Magali Leite: Há bastante orientação para equipe com relação à organização do trabalho em um esquema remoto, até porque é a primeira vez que a gente experimenta esse modelo. Institucionalmente houve bastante comunicação de como fazer isso da melhor maneira possível, de como a gente pode conciliar o trabalho dentro da rotina doméstica, separar os momentos para você ter as interações virtuais com outros times. Do ponto de vista de gestão do líder direto, primeiro deve existir uma confiança muito grande no time que está com você. Se você tiver segurança no processo de liderança e na maturidade do seu time, não haverá grandes problemas na rotina, porque tecnologicamente você tem todas as ferramentas.

Sergio Stelmach: Nestes tempos de home office em que todos estão impactados pelas notícias, a liderança deve primeiramente manter a tranquilidade e o equilíbrio da equipe, avaliar a eficiência pelas entregas e apoiar a todos em suas dificuldades, momentos de insegurança e stress.

Quais lições você acredita que a área de Finanças poderá tirar desse momento tão atípico em que as organizações estão vivendo?

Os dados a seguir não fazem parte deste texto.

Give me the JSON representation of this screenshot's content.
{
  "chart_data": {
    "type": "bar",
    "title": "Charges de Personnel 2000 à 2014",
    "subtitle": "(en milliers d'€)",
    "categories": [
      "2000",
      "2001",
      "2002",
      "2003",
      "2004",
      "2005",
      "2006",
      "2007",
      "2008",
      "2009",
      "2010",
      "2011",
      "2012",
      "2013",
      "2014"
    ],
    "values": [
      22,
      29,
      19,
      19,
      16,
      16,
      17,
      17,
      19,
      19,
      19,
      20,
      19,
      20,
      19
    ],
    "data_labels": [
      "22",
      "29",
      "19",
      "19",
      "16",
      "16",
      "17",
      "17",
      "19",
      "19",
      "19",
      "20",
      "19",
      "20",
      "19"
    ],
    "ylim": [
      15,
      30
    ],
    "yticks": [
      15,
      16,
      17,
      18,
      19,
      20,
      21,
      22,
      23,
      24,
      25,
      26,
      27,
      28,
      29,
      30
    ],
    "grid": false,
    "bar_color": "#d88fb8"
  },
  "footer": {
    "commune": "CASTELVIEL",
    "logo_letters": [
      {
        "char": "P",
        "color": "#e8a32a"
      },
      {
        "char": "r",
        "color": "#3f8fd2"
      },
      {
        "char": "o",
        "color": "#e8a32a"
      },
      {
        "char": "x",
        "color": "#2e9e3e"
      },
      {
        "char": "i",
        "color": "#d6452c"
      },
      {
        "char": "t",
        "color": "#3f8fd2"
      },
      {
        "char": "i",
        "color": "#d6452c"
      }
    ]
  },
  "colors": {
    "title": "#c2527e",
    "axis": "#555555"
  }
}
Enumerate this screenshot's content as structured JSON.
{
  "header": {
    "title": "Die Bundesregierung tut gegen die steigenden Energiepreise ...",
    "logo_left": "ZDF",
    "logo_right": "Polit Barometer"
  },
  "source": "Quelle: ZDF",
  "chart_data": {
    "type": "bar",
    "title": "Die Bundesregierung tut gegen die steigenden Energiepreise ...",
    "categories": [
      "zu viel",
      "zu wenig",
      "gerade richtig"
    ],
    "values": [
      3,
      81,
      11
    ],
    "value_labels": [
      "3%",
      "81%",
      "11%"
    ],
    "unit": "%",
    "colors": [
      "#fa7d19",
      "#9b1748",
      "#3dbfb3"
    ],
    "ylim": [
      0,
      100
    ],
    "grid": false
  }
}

Magali Leite: Muitas lições podem ser tiradas desse momento. A primeira, é que nada está mais escrito em pedra, a gente viu que de repente uma gripe que nasceu lá na China tirou todo mundo da zona de conforto. Isso mostra que a capacidade de se adaptar a novas realidades muito rapidamente e a intimidade com ferramentas, com uma dinâmica no ambiente tecnológico, é importantíssima. Essa possibilidade de interagir com tanta gente remotamente e desmistificar que isso perde qualidade e não é tão relevante quanto às interações pessoais, aprendemos que isso era um mito. As coisas funcionam muito bem hoje sem a necessidade de estarmos fisicamente nos lugares. A capacidade de aprender e reaprender como funcionam as estruturas em um ambiente de crise, vai ser cada dia mais importante, mais valorizada no profissional de Finanças. A criatividade e jogo de cintura para lidarmos com cenários adversos e imprevisíveis vai ser cada vez mais importante no perfil de um executivo da área. Estamos vivendo uma oportunidade única, e quem tem essa capacidade e habilidade de se reinventar, de lidar com uma gestão de crise de uma maneira muito madura e emocionalmente estável, vai se sobressair nesse contexto.

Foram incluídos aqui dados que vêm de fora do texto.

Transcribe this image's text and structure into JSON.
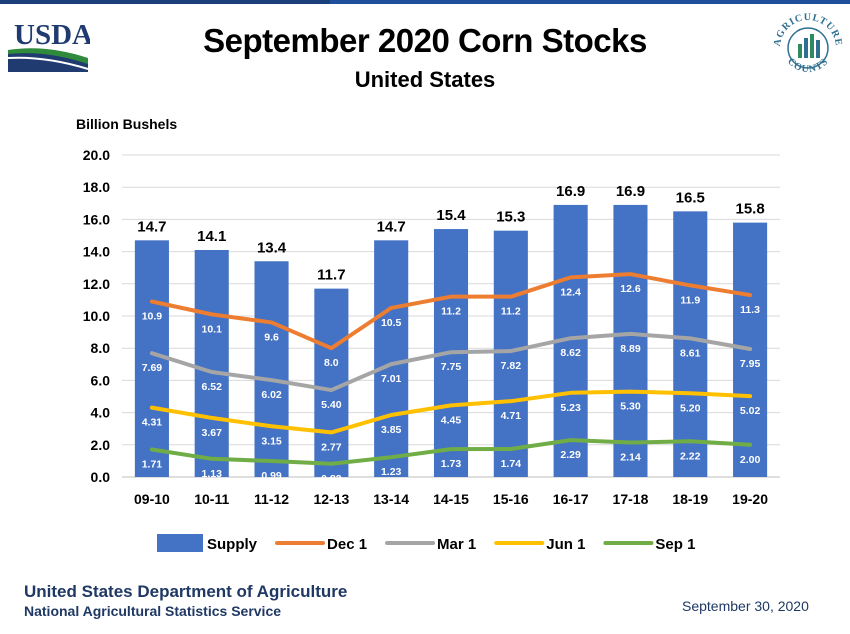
{
  "header": {
    "logo_text": "USDA",
    "badge_top": "AGRICULTURE",
    "badge_bottom": "COUNTS"
  },
  "footer": {
    "organization": "United States Department of Agriculture",
    "agency": "National Agricultural Statistics Service",
    "date": "September 30, 2020"
  },
  "colors": {
    "supply": "#4472c4",
    "dec1": "#ed7d31",
    "mar1": "#a5a5a5",
    "jun1": "#ffc000",
    "sep1": "#70ad47"
  },
  "chart_data": {
    "type": "bar",
    "title": "September 2020 Corn Stocks",
    "subtitle": "United States",
    "ylabel": "Billion Bushels",
    "xlabel": "",
    "ylim": [
      0,
      20
    ],
    "yticks": [
      "0.0",
      "2.0",
      "4.0",
      "6.0",
      "8.0",
      "10.0",
      "12.0",
      "14.0",
      "16.0",
      "18.0",
      "20.0"
    ],
    "grid": true,
    "legend": "bottom",
    "categories": [
      "09-10",
      "10-11",
      "11-12",
      "12-13",
      "13-14",
      "14-15",
      "15-16",
      "16-17",
      "17-18",
      "18-19",
      "19-20"
    ],
    "series": [
      {
        "name": "Supply",
        "kind": "bar",
        "color": "#4472c4",
        "values": [
          14.7,
          14.1,
          13.4,
          11.7,
          14.7,
          15.4,
          15.3,
          16.9,
          16.9,
          16.5,
          15.8
        ],
        "labels": [
          "14.7",
          "14.1",
          "13.4",
          "11.7",
          "14.7",
          "15.4",
          "15.3",
          "16.9",
          "16.9",
          "16.5",
          "15.8"
        ]
      },
      {
        "name": "Dec 1",
        "kind": "line",
        "color": "#ed7d31",
        "values": [
          10.9,
          10.1,
          9.6,
          8.0,
          10.5,
          11.2,
          11.2,
          12.4,
          12.6,
          11.9,
          11.3
        ],
        "labels": [
          "10.9",
          "10.1",
          "9.6",
          "8.0",
          "10.5",
          "11.2",
          "11.2",
          "12.4",
          "12.6",
          "11.9",
          "11.3"
        ]
      },
      {
        "name": "Mar 1",
        "kind": "line",
        "color": "#a5a5a5",
        "values": [
          7.69,
          6.52,
          6.02,
          5.4,
          7.01,
          7.75,
          7.82,
          8.62,
          8.89,
          8.61,
          7.95
        ],
        "labels": [
          "7.69",
          "6.52",
          "6.02",
          "5.40",
          "7.01",
          "7.75",
          "7.82",
          "8.62",
          "8.89",
          "8.61",
          "7.95"
        ]
      },
      {
        "name": "Jun 1",
        "kind": "line",
        "color": "#ffc000",
        "values": [
          4.31,
          3.67,
          3.15,
          2.77,
          3.85,
          4.45,
          4.71,
          5.23,
          5.3,
          5.2,
          5.02
        ],
        "labels": [
          "4.31",
          "3.67",
          "3.15",
          "2.77",
          "3.85",
          "4.45",
          "4.71",
          "5.23",
          "5.30",
          "5.20",
          "5.02"
        ]
      },
      {
        "name": "Sep 1",
        "kind": "line",
        "color": "#70ad47",
        "values": [
          1.71,
          1.13,
          0.99,
          0.82,
          1.23,
          1.73,
          1.74,
          2.29,
          2.14,
          2.22,
          2.0
        ],
        "labels": [
          "1.71",
          "1.13",
          "0.99",
          "0.82",
          "1.23",
          "1.73",
          "1.74",
          "2.29",
          "2.14",
          "2.22",
          "2.00"
        ]
      }
    ]
  }
}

Rafael Siqueira Rodrigues: Poder de coordenação, apoio às áreas de negócio para ajudar na viabilização de novas fontes de receita, aprimoramento dos processos de projeção de resultado e de caixa. Todos estão sendo testados ao limite e sairemos dessa crise com competências novas, mais fortes para o momento de crescimento que teremos quando tudo começar a voltar ao normal.

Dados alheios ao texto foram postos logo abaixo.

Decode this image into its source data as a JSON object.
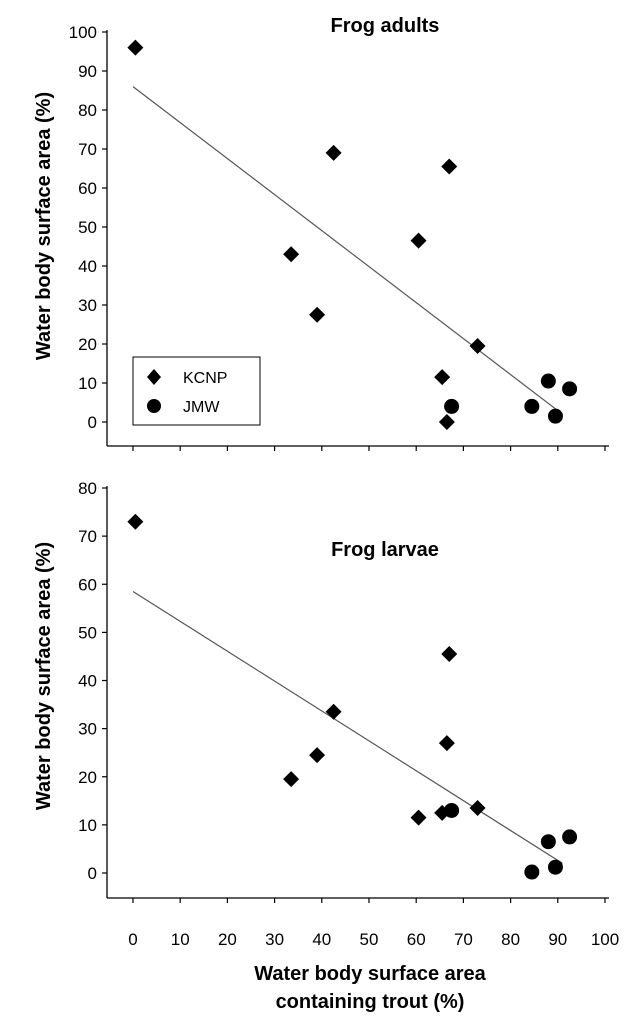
{
  "chart_data": [
    {
      "type": "scatter",
      "title": "Frog adults",
      "xlabel": "",
      "ylabel": "Water body surface area (%)",
      "xlim": [
        0,
        100
      ],
      "ylim": [
        0,
        100
      ],
      "xticks": [
        0,
        10,
        20,
        30,
        40,
        50,
        60,
        70,
        80,
        90,
        100
      ],
      "yticks": [
        0,
        10,
        20,
        30,
        40,
        50,
        60,
        70,
        80,
        90,
        100
      ],
      "show_x_tick_labels": false,
      "grid": false,
      "legend": {
        "position": "bottom-left",
        "entries": [
          "KCNP",
          "JMW"
        ]
      },
      "series": [
        {
          "name": "KCNP",
          "marker": "diamond",
          "points": [
            [
              0.5,
              96
            ],
            [
              33.5,
              43
            ],
            [
              39,
              27.5
            ],
            [
              42.5,
              69
            ],
            [
              60.5,
              46.5
            ],
            [
              65.5,
              11.5
            ],
            [
              66.5,
              0
            ],
            [
              67,
              65.5
            ],
            [
              73,
              19.5
            ]
          ]
        },
        {
          "name": "JMW",
          "marker": "circle",
          "points": [
            [
              67.5,
              4
            ],
            [
              84.5,
              4
            ],
            [
              88,
              10.5
            ],
            [
              89.5,
              1.5
            ],
            [
              92.5,
              8.5
            ]
          ]
        }
      ],
      "trendline": {
        "x": [
          0,
          91
        ],
        "y": [
          86,
          2
        ]
      }
    },
    {
      "type": "scatter",
      "title": "Frog larvae",
      "xlabel": "Water body surface area containing trout (%)",
      "xlabel_lines": [
        "Water body surface area",
        "containing trout (%)"
      ],
      "ylabel": "Water body surface area (%)",
      "xlim": [
        0,
        100
      ],
      "ylim": [
        0,
        80
      ],
      "xticks": [
        0,
        10,
        20,
        30,
        40,
        50,
        60,
        70,
        80,
        90,
        100
      ],
      "yticks": [
        0,
        10,
        20,
        30,
        40,
        50,
        60,
        70,
        80
      ],
      "show_x_tick_labels": true,
      "grid": false,
      "series": [
        {
          "name": "KCNP",
          "marker": "diamond",
          "points": [
            [
              0.5,
              73
            ],
            [
              33.5,
              19.5
            ],
            [
              39,
              24.5
            ],
            [
              42.5,
              33.5
            ],
            [
              60.5,
              11.5
            ],
            [
              65.5,
              12.5
            ],
            [
              66.5,
              27
            ],
            [
              67,
              45.5
            ],
            [
              73,
              13.5
            ]
          ]
        },
        {
          "name": "JMW",
          "marker": "circle",
          "points": [
            [
              67.5,
              13
            ],
            [
              84.5,
              0.2
            ],
            [
              88,
              6.5
            ],
            [
              89.5,
              1.2
            ],
            [
              92.5,
              7.5
            ]
          ]
        }
      ],
      "trendline": {
        "x": [
          0,
          91
        ],
        "y": [
          58.5,
          2
        ]
      }
    }
  ]
}
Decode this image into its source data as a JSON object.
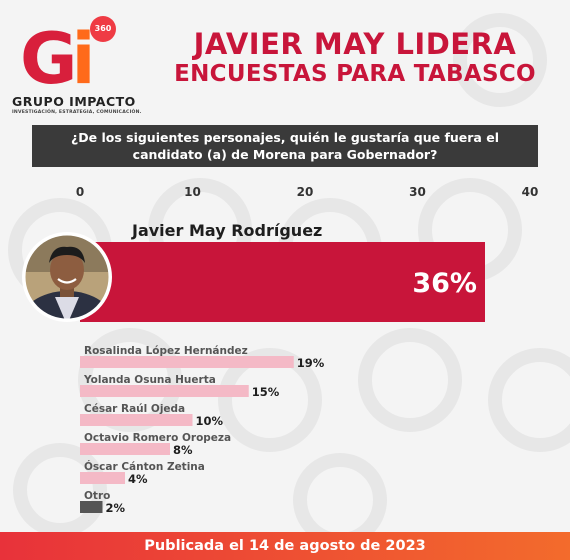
{
  "brand": {
    "logo_letters": "Gi",
    "logo_badge": "360",
    "name": "GRUPO IMPACTO",
    "tagline": "INVESTIGACIÓN, ESTRATEGIA, COMUNICACIÓN."
  },
  "headline": {
    "line1": "JAVIER MAY LIDERA",
    "line2": "ENCUESTAS PARA TABASCO"
  },
  "question": {
    "line1": "¿De los siguientes personajes, quién le gustaría que fuera el",
    "line2": "candidato (a) de Morena para Gobernador?"
  },
  "colors": {
    "leader_bar": "#c8153a",
    "other_bar": "#f4b9c6",
    "otro_bar": "#555555",
    "headline": "#c8153a"
  },
  "chart_data": {
    "type": "bar",
    "orientation": "horizontal",
    "xlim": [
      0,
      40
    ],
    "ticks": [
      0,
      10,
      20,
      30,
      40
    ],
    "categories": [
      "Javier May Rodríguez",
      "Rosalinda López Hernández",
      "Yolanda Osuna Huerta",
      "César Raúl Ojeda",
      "Octavio Romero Oropeza",
      "Óscar Cánton Zetina",
      "Otro"
    ],
    "values": [
      36,
      19,
      15,
      10,
      8,
      4,
      2
    ],
    "value_labels": [
      "36%",
      "19%",
      "15%",
      "10%",
      "8%",
      "4%",
      "2%"
    ]
  },
  "footer": "Publicada el 14 de agosto de 2023"
}
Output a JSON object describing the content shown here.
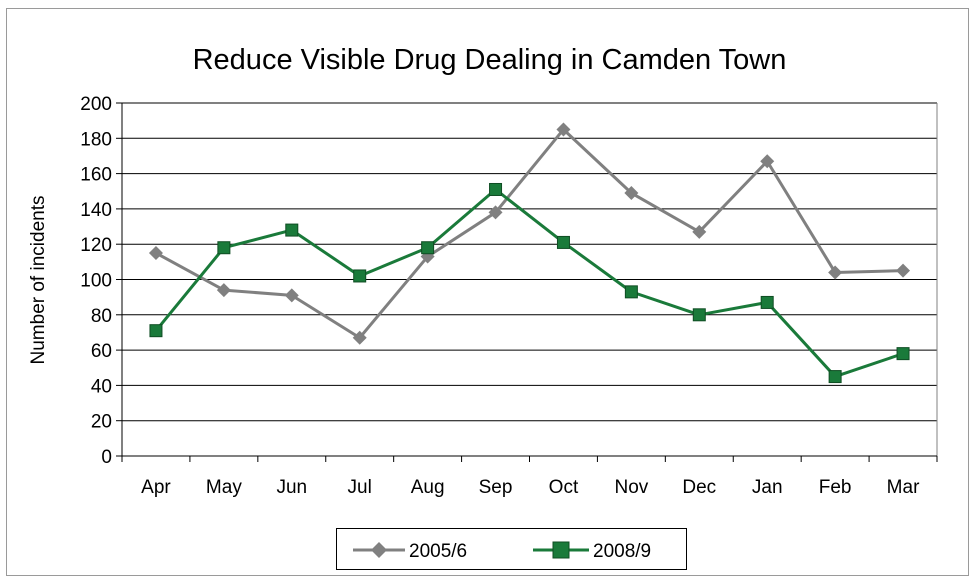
{
  "chart_data": {
    "type": "line",
    "title": "Reduce Visible Drug Dealing in Camden Town",
    "xlabel": "",
    "ylabel": "Number of incidents",
    "categories": [
      "Apr",
      "May",
      "Jun",
      "Jul",
      "Aug",
      "Sep",
      "Oct",
      "Nov",
      "Dec",
      "Jan",
      "Feb",
      "Mar"
    ],
    "ylim": [
      0,
      200
    ],
    "yticks": [
      0,
      20,
      40,
      60,
      80,
      100,
      120,
      140,
      160,
      180,
      200
    ],
    "grid": true,
    "legend_position": "bottom",
    "series": [
      {
        "name": "2005/6",
        "color": "#808080",
        "marker": "diamond",
        "values": [
          115,
          94,
          91,
          67,
          113,
          138,
          185,
          149,
          127,
          167,
          104,
          105
        ]
      },
      {
        "name": "2008/9",
        "color": "#1a7a3a",
        "marker": "square",
        "values": [
          71,
          118,
          128,
          102,
          118,
          151,
          121,
          93,
          80,
          87,
          45,
          58
        ]
      }
    ]
  }
}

Sergio Stelmach: Primeiramente, ninguém imaginava o que estaria por vir, portanto, devemos sempre ter vários cenários desenhados previamente para que a adaptação para um novo cenário (melhor ou pior) seja mais rápida e eficiente. Algumas medidas que às vezes são duras de serem tomadas devem ser postas em prática em prol de um bem maior, que é a saúde financeira da empresa e a sua sobrevivência em um cenário ruim. Outra lição é de que sempre o trabalho em equipe é mais poderoso e eficiente, portanto, devemos sempre manter as equipes unidas, trabalhando muito bem em forma de time, sempre com objetivos bem definidos e claros para todos.